Bisogna ricordare che qui «astratto» non si riferisce a qualcosa di inconsistente, di meramente pensato. Bisogna pensare l’astrazione come un modo di essere, come una forza, come un agire. Allora l’astrazione diventa il modo di essere dell’illuminismo – diventa terrore, ghigliottina e teste che cadono nel paniere. Oppure diventa ascesi, ritiro dal mondo, diventa «anima bella», chiusura nel silenzio interiore, tale da non infrangere la propria purezza. Tentativo di trovare in fondo all’anima e dunque in se stessi l’assoluto divino, ovvero la libertà, nella sua immediatezza, ovvero nella sua sovranità e semplicità. Tentativo, tuttavia, che può dissolversi solo nel nulla. Questa pura vita interiore è illusione (Hyppolite, Genesi e struttura). La coscienza non può rinunciare all’universalità né rifiutare la determinazione che, essa sola, le conferisce l’esserci. Un simile rifiuto la condurrebbe solo a quella dissoluzione che abbiamo visto sempre minacciare la singolarità astratta, astratta appunto in virtù del rifiuto delle determinazioni, e dunque identica all’astratta universalità. L’anima bella compie in sé, ma senza quella ingenuità, lo stesso movimento compiuto dalla coscienza immediata, che si credeva unica e posta al di qua del discorso. L’anima bella finisce per smembrarsi fino alla follia e sprofondarsi nell’immediatezza dell’essere puro o del nulla. La sola possibilità di risolvere la determinazione opaca nella trasparenza dell’universale, di sciogliere il nodo, è quella di comunicare attraverso il linguaggio, di accettare il dialogo.
Accanto all’universale astratto, e come suo corrispettivo, emerge il singolare astratto. Si scappa dalle cose o si scappa nelle cose. L’asceta e il romantico. Ci si libera in quanto sovrani o in quanto martiri. Nel caso del romantico si tratta di un ritorno all’indietro. Liberarsi del fardello dell’intelletto, perdendosi nelle cose, nel godimento immediato. Non accettare alcuna mediazione, rimanere puri. Sciogliersi di piacere, sciogliersi nelle mondo, dileguare, immolarsi, lanciarsi come un kamikaze, balbettare, sparare sentenze a peto di ciuccio. Il romantico sa che «grigia è ogni teoria e verde l’albero d’oro della vita», disprezza l’intelletto e la scienza, i doni supremi dell’uomo, ma si consegna allora al diavolo e deve far ritorno al fondamento. Aspirando all’immediato, come Faust, la coscienza aspira, senza neanche saperlo, a dileguareCome coscienza singola che vuole vivere l’ineffabile e rinuncia al pensiero, desidera prendere la vita come si coglie un frutto maturo che si fa incontro alla mano che lo afferra, ma, anziché lanciarsi dalla morta teoria alla vita stessa, si precipita piuttosto nella morte, nella dissoluzione della propria singolarità.
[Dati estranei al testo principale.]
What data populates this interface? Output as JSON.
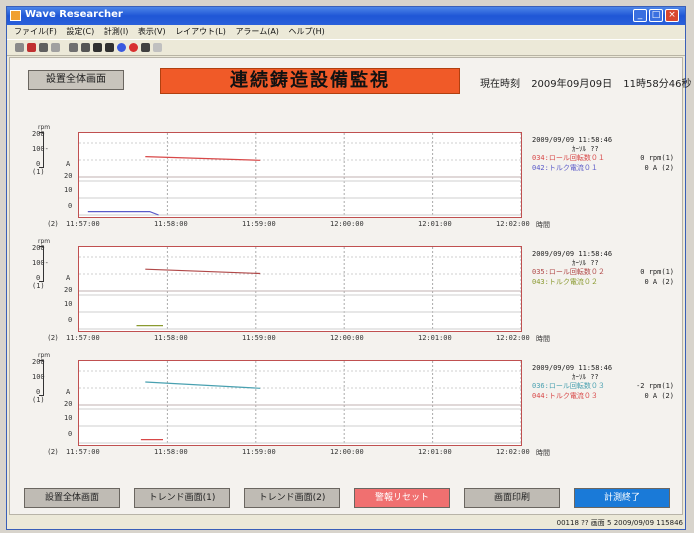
{
  "window": {
    "title": "Wave Researcher"
  },
  "menu": [
    "ファイル(F)",
    "設定(C)",
    "計測(I)",
    "表示(V)",
    "レイアウト(L)",
    "アラーム(A)",
    "ヘルプ(H)"
  ],
  "header": {
    "overview_button": "設置全体画面",
    "banner": "連続鋳造設備監視",
    "clock_label": "現在時刻",
    "date": "2009年09月09日",
    "time": "11時58分46秒"
  },
  "panels": [
    {
      "unit_top": "rpm",
      "scale_upper": [
        "200",
        "100-",
        "0",
        "(1)"
      ],
      "scale_lower": [
        "A",
        "20",
        "10",
        "0"
      ],
      "axis_tag": "(2)",
      "x_ticks": [
        "11:57:00",
        "11:58:00",
        "11:59:00",
        "12:00:00",
        "12:01:00",
        "12:02:00"
      ],
      "x_unit": "時間",
      "timestamp": "2009/09/09 11:58:46",
      "cursor_label": "ｶｰｿﾙ ??",
      "series": [
        {
          "name": "034:ロール回転数０１",
          "value": "0 rpm(1)",
          "color": "#d84848"
        },
        {
          "name": "042:トルク電流０１",
          "value": "0 A (2)",
          "color": "#5a5ac8"
        }
      ]
    },
    {
      "unit_top": "rpm",
      "scale_upper": [
        "200",
        "100-",
        "0",
        "(1)"
      ],
      "scale_lower": [
        "A",
        "20",
        "10",
        "0"
      ],
      "axis_tag": "(2)",
      "x_ticks": [
        "11:57:00",
        "11:58:00",
        "11:59:00",
        "12:00:00",
        "12:01:00",
        "12:02:00"
      ],
      "x_unit": "時間",
      "timestamp": "2009/09/09 11:58:46",
      "cursor_label": "ｶｰｿﾙ ??",
      "series": [
        {
          "name": "035:ロール回転数０２",
          "value": "0 rpm(1)",
          "color": "#b04848"
        },
        {
          "name": "043:トルク電流０２",
          "value": "0 A (2)",
          "color": "#8a9a30"
        }
      ]
    },
    {
      "unit_top": "rpm",
      "scale_upper": [
        "200",
        "100",
        "0",
        "(1)"
      ],
      "scale_lower": [
        "A",
        "20",
        "10",
        "0"
      ],
      "axis_tag": "(2)",
      "x_ticks": [
        "11:57:00",
        "11:58:00",
        "11:59:00",
        "12:00:00",
        "12:01:00",
        "12:02:00"
      ],
      "x_unit": "時間",
      "timestamp": "2009/09/09 11:58:46",
      "cursor_label": "ｶｰｿﾙ ??",
      "series": [
        {
          "name": "036:ロール回転数０３",
          "value": "-2 rpm(1)",
          "color": "#48a0b0"
        },
        {
          "name": "044:トルク電流０３",
          "value": "0 A (2)",
          "color": "#d84848"
        }
      ]
    }
  ],
  "buttons": {
    "overview": "設置全体画面",
    "trend1": "トレンド画面(1)",
    "trend2": "トレンド画面(2)",
    "alarm_reset": "警報リセット",
    "print": "画面印刷",
    "end": "計測終了"
  },
  "status": {
    "text": "00118 ?? 画面 5 2009/09/09 115846"
  },
  "chart_data": [
    {
      "type": "line",
      "x": [
        "11:57:00",
        "11:58:00",
        "11:59:00",
        "12:00:00",
        "12:01:00",
        "12:02:00"
      ],
      "series": [
        {
          "name": "034:ロール回転数０１",
          "points": [
            [
              0.75,
              120
            ],
            [
              2.05,
              98
            ]
          ]
        },
        {
          "name": "042:トルク電流０１",
          "points": [
            [
              0.1,
              2
            ],
            [
              0.8,
              2
            ],
            [
              0.9,
              0
            ]
          ]
        }
      ]
    },
    {
      "type": "line",
      "x": [
        "11:57:00",
        "11:58:00",
        "11:59:00",
        "12:00:00",
        "12:01:00",
        "12:02:00"
      ],
      "series": [
        {
          "name": "035:ロール回転数０２",
          "points": [
            [
              0.75,
              128
            ],
            [
              2.05,
              103
            ]
          ]
        },
        {
          "name": "043:トルク電流０２",
          "points": [
            [
              0.65,
              2
            ],
            [
              0.95,
              2
            ]
          ]
        }
      ]
    },
    {
      "type": "line",
      "x": [
        "11:57:00",
        "11:58:00",
        "11:59:00",
        "12:00:00",
        "12:01:00",
        "12:02:00"
      ],
      "series": [
        {
          "name": "036:ロール回転数０３",
          "points": [
            [
              0.75,
              135
            ],
            [
              2.05,
              98
            ]
          ]
        },
        {
          "name": "044:トルク電流０３",
          "points": [
            [
              0.7,
              2
            ],
            [
              0.95,
              2
            ]
          ]
        }
      ]
    }
  ]
}
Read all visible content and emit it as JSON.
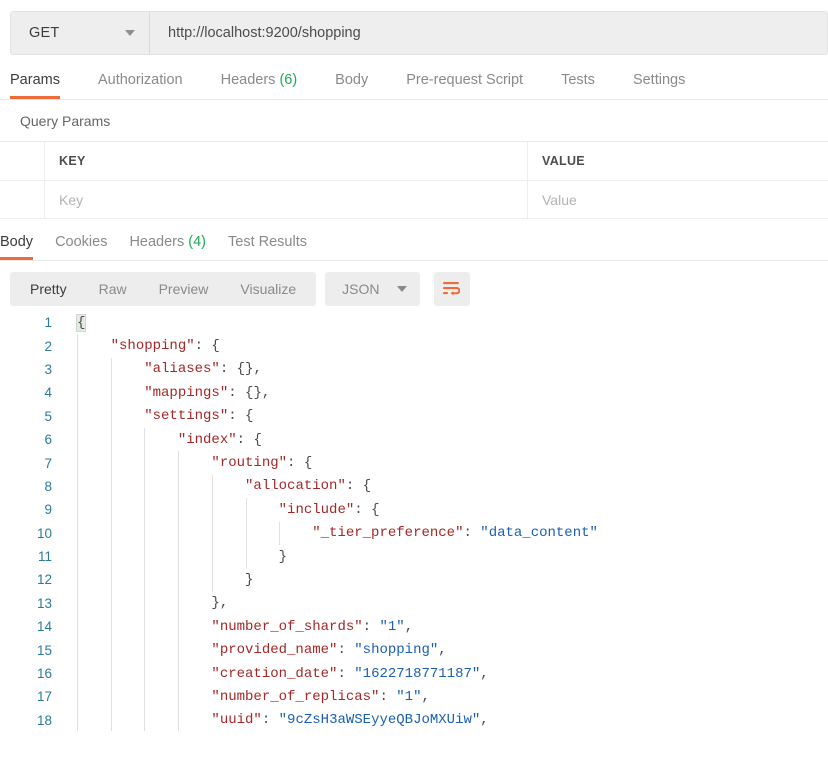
{
  "request": {
    "method": "GET",
    "url": "http://localhost:9200/shopping",
    "method_caret_icon": "chevron-down-icon",
    "tabs": [
      {
        "label": "Params",
        "count": "",
        "active": true
      },
      {
        "label": "Authorization",
        "count": "",
        "active": false
      },
      {
        "label": "Headers",
        "count": "(6)",
        "active": false
      },
      {
        "label": "Body",
        "count": "",
        "active": false
      },
      {
        "label": "Pre-request Script",
        "count": "",
        "active": false
      },
      {
        "label": "Tests",
        "count": "",
        "active": false
      },
      {
        "label": "Settings",
        "count": "",
        "active": false
      }
    ]
  },
  "query_params": {
    "section_title": "Query Params",
    "columns": [
      "KEY",
      "VALUE"
    ],
    "rows": [
      {
        "key_placeholder": "Key",
        "value_placeholder": "Value"
      }
    ]
  },
  "response": {
    "tabs": [
      {
        "label": "Body",
        "count": "",
        "active": true
      },
      {
        "label": "Cookies",
        "count": "",
        "active": false
      },
      {
        "label": "Headers",
        "count": "(4)",
        "active": false
      },
      {
        "label": "Test Results",
        "count": "",
        "active": false
      }
    ],
    "view_modes": [
      {
        "label": "Pretty",
        "active": true
      },
      {
        "label": "Raw",
        "active": false
      },
      {
        "label": "Preview",
        "active": false
      },
      {
        "label": "Visualize",
        "active": false
      }
    ],
    "format": "JSON",
    "format_caret_icon": "chevron-down-icon",
    "wrap_icon": "word-wrap-icon"
  },
  "colors": {
    "accent_orange": "#ef6c3a",
    "count_green": "#1cab54",
    "json_key": "#a52727",
    "json_string": "#1a5fb4",
    "line_number": "#2b7a9b",
    "toolbar_bg": "#ededed"
  },
  "code": {
    "lines": [
      {
        "n": "1",
        "indent": 0,
        "tokens": [
          {
            "t": "{",
            "c": "hl"
          }
        ]
      },
      {
        "n": "2",
        "indent": 1,
        "tokens": [
          {
            "t": "\"shopping\"",
            "c": "k"
          },
          {
            "t": ": {",
            "c": "p"
          }
        ]
      },
      {
        "n": "3",
        "indent": 2,
        "tokens": [
          {
            "t": "\"aliases\"",
            "c": "k"
          },
          {
            "t": ": {},",
            "c": "p"
          }
        ]
      },
      {
        "n": "4",
        "indent": 2,
        "tokens": [
          {
            "t": "\"mappings\"",
            "c": "k"
          },
          {
            "t": ": {},",
            "c": "p"
          }
        ]
      },
      {
        "n": "5",
        "indent": 2,
        "tokens": [
          {
            "t": "\"settings\"",
            "c": "k"
          },
          {
            "t": ": {",
            "c": "p"
          }
        ]
      },
      {
        "n": "6",
        "indent": 3,
        "tokens": [
          {
            "t": "\"index\"",
            "c": "k"
          },
          {
            "t": ": {",
            "c": "p"
          }
        ]
      },
      {
        "n": "7",
        "indent": 4,
        "tokens": [
          {
            "t": "\"routing\"",
            "c": "k"
          },
          {
            "t": ": {",
            "c": "p"
          }
        ]
      },
      {
        "n": "8",
        "indent": 5,
        "tokens": [
          {
            "t": "\"allocation\"",
            "c": "k"
          },
          {
            "t": ": {",
            "c": "p"
          }
        ]
      },
      {
        "n": "9",
        "indent": 6,
        "tokens": [
          {
            "t": "\"include\"",
            "c": "k"
          },
          {
            "t": ": {",
            "c": "p"
          }
        ]
      },
      {
        "n": "10",
        "indent": 7,
        "tokens": [
          {
            "t": "\"_tier_preference\"",
            "c": "k"
          },
          {
            "t": ": ",
            "c": "p"
          },
          {
            "t": "\"data_content\"",
            "c": "s"
          }
        ]
      },
      {
        "n": "11",
        "indent": 6,
        "tokens": [
          {
            "t": "}",
            "c": "p"
          }
        ]
      },
      {
        "n": "12",
        "indent": 5,
        "tokens": [
          {
            "t": "}",
            "c": "p"
          }
        ]
      },
      {
        "n": "13",
        "indent": 4,
        "tokens": [
          {
            "t": "},",
            "c": "p"
          }
        ]
      },
      {
        "n": "14",
        "indent": 4,
        "tokens": [
          {
            "t": "\"number_of_shards\"",
            "c": "k"
          },
          {
            "t": ": ",
            "c": "p"
          },
          {
            "t": "\"1\"",
            "c": "s"
          },
          {
            "t": ",",
            "c": "p"
          }
        ]
      },
      {
        "n": "15",
        "indent": 4,
        "tokens": [
          {
            "t": "\"provided_name\"",
            "c": "k"
          },
          {
            "t": ": ",
            "c": "p"
          },
          {
            "t": "\"shopping\"",
            "c": "s"
          },
          {
            "t": ",",
            "c": "p"
          }
        ]
      },
      {
        "n": "16",
        "indent": 4,
        "tokens": [
          {
            "t": "\"creation_date\"",
            "c": "k"
          },
          {
            "t": ": ",
            "c": "p"
          },
          {
            "t": "\"1622718771187\"",
            "c": "s"
          },
          {
            "t": ",",
            "c": "p"
          }
        ]
      },
      {
        "n": "17",
        "indent": 4,
        "tokens": [
          {
            "t": "\"number_of_replicas\"",
            "c": "k"
          },
          {
            "t": ": ",
            "c": "p"
          },
          {
            "t": "\"1\"",
            "c": "s"
          },
          {
            "t": ",",
            "c": "p"
          }
        ]
      },
      {
        "n": "18",
        "indent": 4,
        "tokens": [
          {
            "t": "\"uuid\"",
            "c": "k"
          },
          {
            "t": ": ",
            "c": "p"
          },
          {
            "t": "\"9cZsH3aWSEyyeQBJoMXUiw\"",
            "c": "s"
          },
          {
            "t": ",",
            "c": "p"
          }
        ]
      }
    ]
  }
}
Questo dissolversi non può venire compreso dalla coscienza, perché essa ha preteso di risalire al di sotto della mediazione che, essa sola, costituisce una autocoscienza come tale. Volendo andare a fondo di questa singolarità pura, ne trova il fondo: la dissoluzione – dacché il sentimento non serba in se stesso il senso esplicito dell’accadere. Il suicidio di tanti poeti romantici – russi, in particolare (Jakbsonb, Una generazione che ha dissipato i suoi poeti) – è il regolare happy end.
Adesso abbiamo tutti gli elementi per leggere Jünger. Abbiamo l’odio verso l’illuminismo, il razionalismo, la scienza. Odio che Jünger eredita dal romanticismo. Abbiamo l’elogio della tecnica che eredita dal tema dell’esperienza di Hegel, e che oppone al romanticismo, come già aveva fatto Hegel. Abbiamo un odio viscerale per il capitalismo e il liberalismo, che aveva già espresso anche Hegel, e un recupero (Aufhebung) del capitalismo e dell’illuminismo, che aveva già espresso Hegel. Insomma, abbiamo quasi tutto Hegel, romanzato per benino, buono per ogni palato.
Poiché ho commentato solo le ultime tre pagine di Der Arbaiter, a questo punto bisogna riprenderlo in mano dalla prima pagina, e seguire tutti i passaggi, cosa che non farò, se non per sommi capi, e solo perché il testo è bello. Facendo attenzione a non farmi ingannare della singole prese di posizione, tenendo presente il quadro generale, l’hegelismo di fondo.

V

Il Momento Illuminista (tesi); Il momento Romanticismo (antitesi)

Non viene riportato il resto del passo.